The Columbia City Yoga on-line Moving into Meditation class met this morning.  We explored how we can offer caring and support to others on the path.  We were inspired by the example of trail angels – the may folks who offer aid to through hikers.  With mindfulness, we can “leave the light on” in our hearts and homes.  We are all travelers in one way or another.  We follow the trails blazed by others and create new paths for others to follow.  We can share guidance, inspiration and the wisdom of experience.  We can live life as a gift.   .

Today’s practice was greatly inspired by Greta Matos’ Grateful Living essay, The Privilege of Sharing Abundance. Greta describes the deep joy of being a “trail angel.” She shares the joy of helping two women who walked 20,000 miles across the Americas. They were on the trail for two years and expected it would take them five years to walk from the southern tip of South America to the northern tip of North America.

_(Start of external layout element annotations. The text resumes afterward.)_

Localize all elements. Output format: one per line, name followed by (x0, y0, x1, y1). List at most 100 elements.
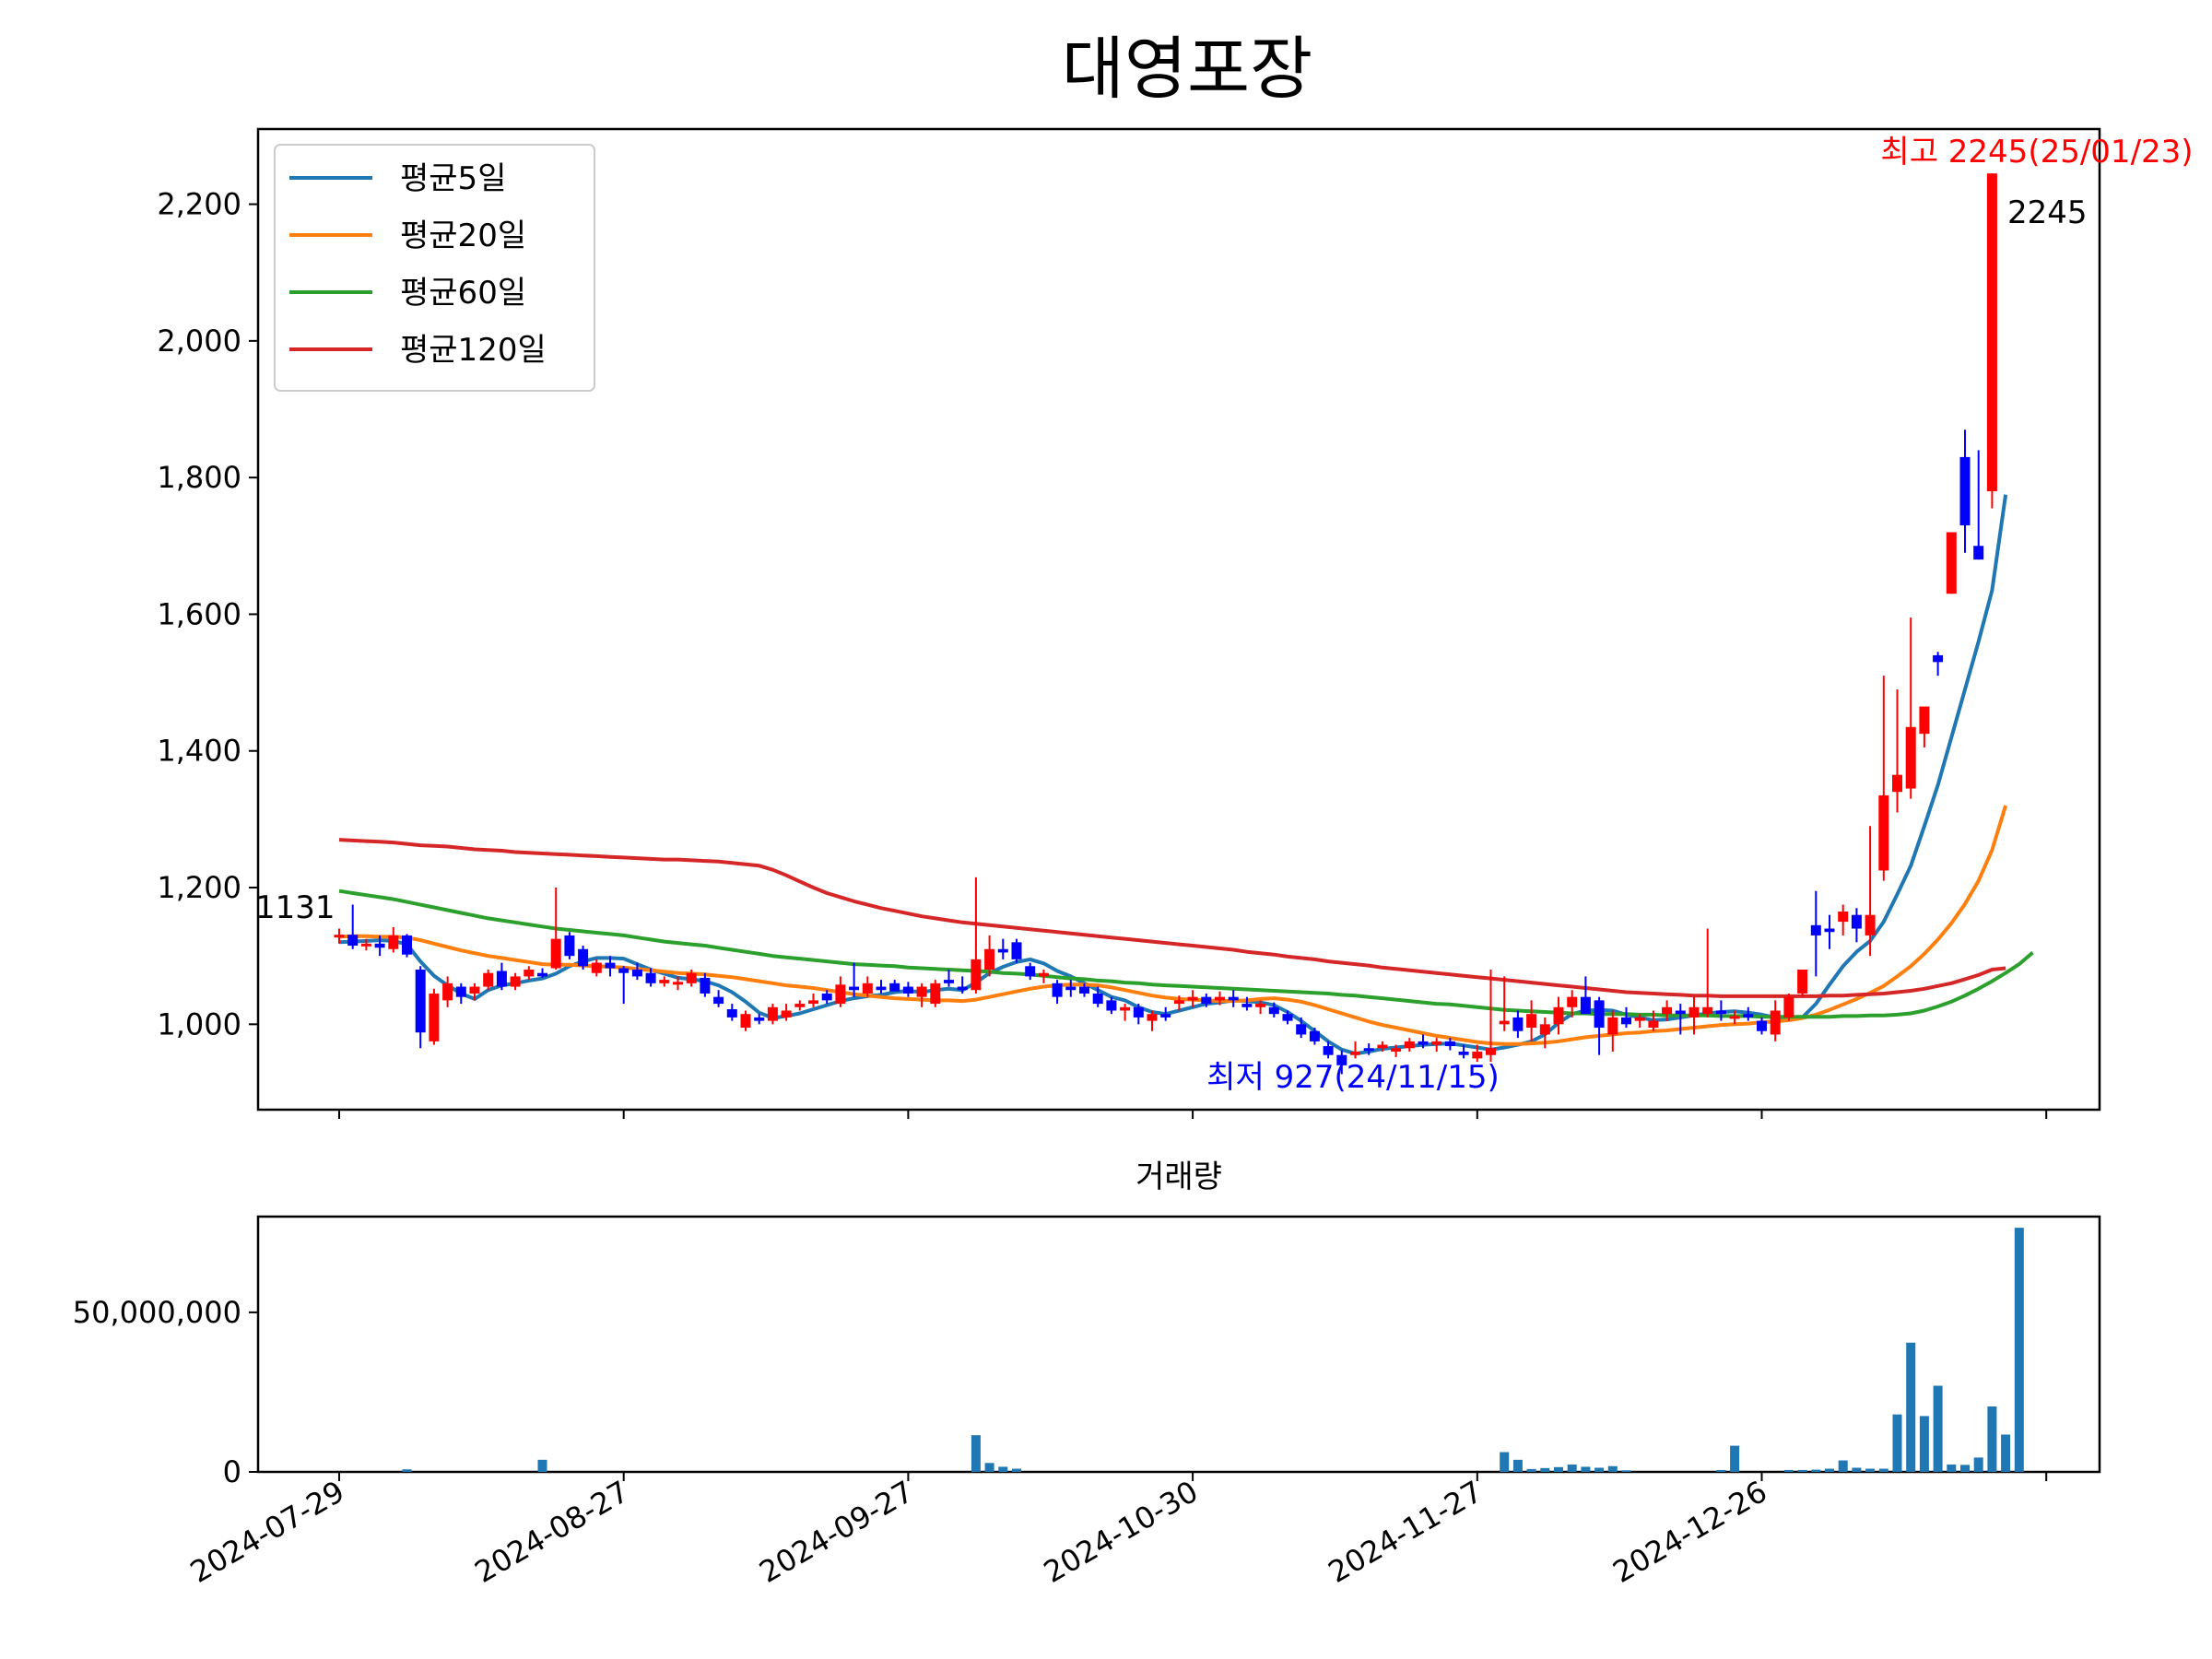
candle (1160, 1006, 1171, 1021)
candle (740, 1010, 751, 1031)
candle (564, 932, 575, 959)
candle-body (442, 982, 453, 1001)
price-panel: 1,000 1,200 1,400 1,600 1,800 2,000 2,200 1131… (157, 127, 2194, 1119)
candle-body (1404, 1041, 1415, 1049)
candle-body (578, 948, 589, 967)
volume-bar (1512, 1459, 1523, 1472)
candle (1431, 1038, 1442, 1052)
candle-body (1810, 924, 1821, 935)
candle-body (1743, 1014, 1754, 1018)
candle (1892, 689, 1902, 813)
candle (1282, 1010, 1293, 1025)
legend-label: 평균60일 (400, 275, 526, 312)
volume-bar (2014, 1228, 2024, 1472)
candle (618, 966, 629, 1005)
price-y-tick-label: 1,800 (157, 460, 241, 495)
candle (1986, 173, 1997, 509)
candle-body (740, 1014, 751, 1029)
volume-bar (1852, 1467, 1862, 1472)
candle-body (1824, 928, 1835, 933)
candle-body (645, 972, 656, 983)
candle-body (1120, 1006, 1131, 1011)
candle (510, 972, 521, 991)
candle-body (1757, 1020, 1767, 1031)
volume-bar (537, 1459, 547, 1472)
candle-body (402, 935, 412, 955)
candle (1363, 1043, 1374, 1055)
candle-body (916, 986, 927, 997)
candle-body (1526, 1014, 1537, 1029)
volume-bar (1865, 1468, 1876, 1472)
price-panel-frame (256, 127, 2101, 1112)
candle-body (1580, 996, 1591, 1015)
candle-body (997, 948, 1008, 953)
date-x-tick-label: 2024-09-27 (753, 1474, 919, 1590)
candle (1946, 532, 1957, 594)
candle (1106, 996, 1117, 1015)
volume-bar (1012, 1468, 1021, 1472)
date-x-tick-label: 2024-10-30 (1038, 1474, 1204, 1590)
candle (876, 980, 887, 994)
price-y-tick-label: 1,200 (157, 870, 241, 905)
candle (1526, 1000, 1537, 1041)
candle (1268, 1002, 1279, 1018)
candle-body (1688, 1006, 1700, 1018)
candle (1702, 928, 1713, 1018)
candle-body (700, 977, 711, 994)
ma-line-평균5일 (338, 494, 2008, 1056)
candle (1377, 1041, 1388, 1052)
volume-bar (1567, 1465, 1577, 1472)
candle-body (1892, 774, 1902, 793)
candle (713, 990, 724, 1007)
volume-bar (1500, 1452, 1510, 1472)
volume-bar (1906, 1342, 1916, 1472)
candle-body (1336, 1054, 1347, 1065)
candle (1539, 1017, 1550, 1049)
candle-body (537, 972, 547, 977)
candle (374, 935, 385, 957)
candle-body (388, 935, 399, 949)
candle-body (1011, 942, 1022, 959)
candle (1079, 982, 1089, 997)
candle-body (849, 986, 860, 991)
candle (1973, 450, 1984, 560)
candle-body (1092, 993, 1103, 1005)
candle-body (1634, 1017, 1645, 1021)
volume-bar (1607, 1465, 1618, 1472)
candle-body (726, 1009, 737, 1018)
candle-body (1905, 726, 1916, 789)
candle (1797, 970, 1808, 997)
candle (1187, 990, 1198, 1007)
candle-body (686, 972, 697, 983)
candle (645, 968, 656, 987)
candle (659, 976, 670, 987)
candle-body (1268, 1006, 1279, 1015)
candle-body (1187, 996, 1198, 1001)
candle-body (510, 976, 521, 987)
candle (1553, 996, 1564, 1035)
candle-body (1323, 1046, 1334, 1055)
candle-body (659, 980, 670, 983)
price-x-ticks (338, 1110, 2048, 1119)
volume-bar (1892, 1414, 1902, 1472)
candle-body (1377, 1044, 1388, 1049)
legend-label: 평균120일 (400, 332, 547, 369)
volume-bar (1621, 1470, 1631, 1472)
volume-bar (971, 1435, 981, 1472)
candle-body (876, 986, 887, 991)
candle (1147, 1010, 1158, 1031)
candle (1472, 1044, 1483, 1063)
candle (1309, 1028, 1320, 1045)
chart-title: 대영포장 (1062, 29, 1312, 109)
candle (1215, 991, 1225, 1006)
volume-panel-title: 거래량 (1135, 1159, 1222, 1195)
candle (1418, 1034, 1429, 1049)
candle (930, 980, 941, 1007)
candle-body (984, 948, 995, 970)
candle (1715, 1000, 1726, 1021)
candle-body (1282, 1014, 1293, 1021)
candle-body (1675, 1010, 1686, 1015)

As a young person, Greta spent many hours gentling and rehabilitating traumatized horses.  She considers herself to be a horse listener.  She later went for a very long walk along the Appalachian Trail:  2,180 miles from Maine to Georgia.  She was blessed by the kindness of strangers along the way.  It restored her faith in humanity. Eventually she moved to Chile where she became involved with the restoration and re-wilding of 1,200 acres of old growth native forests.  She and her husband spent four months riding horses over 600 miles across Patagonia. They now offer horse-led expeditions involving horse communication and body-based experiences to develop mindfulness and build awareness of the interconnectedness between humans and the environments around us.